Décret En vigueur

Décret portant classement d’une réserve de faune dite de « Douguia »

Décret 61-144

Décrète :

Article 1er : Est classée réserve de faune, dite de Dougia, conformément aux dispositions de l’article 22 du décret du 18 novembre 1947, une zone située au Nord de Fort-Lamy, aux environs de Dougia (préfecture du Chari-Baguirmi) et délimitée comme il est dit à l’article 3 ci-dessous.

Article 2 : Cette réserve est constituée en vue de conserver et de développer la richesse naturelle du secteur en faune sauvage, de façon à former une unité biologique à l’intérieur de laquelle les animaux puissent vivre et se reproduire.

La protection de la faune, complétée par les aménagements nécessaires, permettra une exploitation touristique et cynégétique de cette zone.

Des plateaux de chasse, définis en fonction des possibilités en cheptel-gibier y seront ouverts périodiquement, sur l’avis de la direction des eaux, forêts, chasses et le droit de chasse y sera réservé exclusivement à M. le Président de la République du Tchad et à ses invités. En dehors de ces plateaux, la réserve est permanente et intégrale.

Article 3 : Limites :

  • A l’Est : la route de Tom-Marifin à Karal par Bledaya, Soudour-Al-Khel et Akoulkouli ;
  • Au Nord : la route de Karal à Mani par Hadjer-Heb Dabani ;
  • A l’Ouest : le fleuve Chari, de Mani à Abou-Goye
  • Au Sud : la route d’Abou-Goye à Tom-Marifin.

Article 4 : Dans la réserve ainsi délimitée, y compris le lit du fleuve Chari, des rivières et Ouadis et l’emprise des routes formant limites, tout acte de chasse, de poursuite de capture et toute provocation du gibier, quelle qu’en soit la nature sont interdits.

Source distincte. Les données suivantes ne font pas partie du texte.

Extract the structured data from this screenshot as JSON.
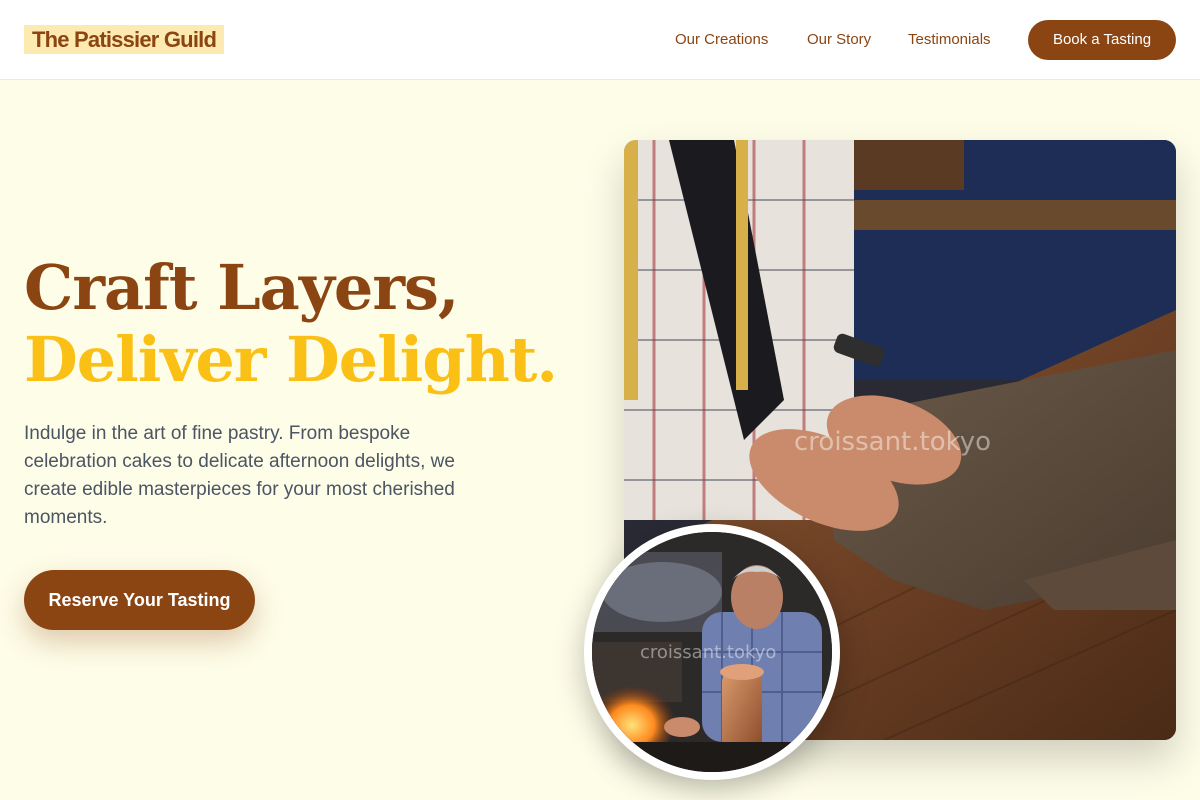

Article 5 : En dehors des interdictions spécifiées à l’article précédent, qui ont une portée générale, les autochtones habitant la réserve continuent à y exercer tous les droits d’usage qu’ils exerçaient précédemment. Est notamment maintenu le droit de pêcher avec des engins traditionnels dans les rivières, Ouadis, mares, situés tant à l’intérieur qu’en limite de la zone réservée.

Aucun droit nouveau ne pourra par contre plus être acquis. Aucun nouveau village ne pourra notamment s’installer à l’intérieur des limites de la réserve sans une autorisation expresse du ministre du tourisme et des eaux et forêts.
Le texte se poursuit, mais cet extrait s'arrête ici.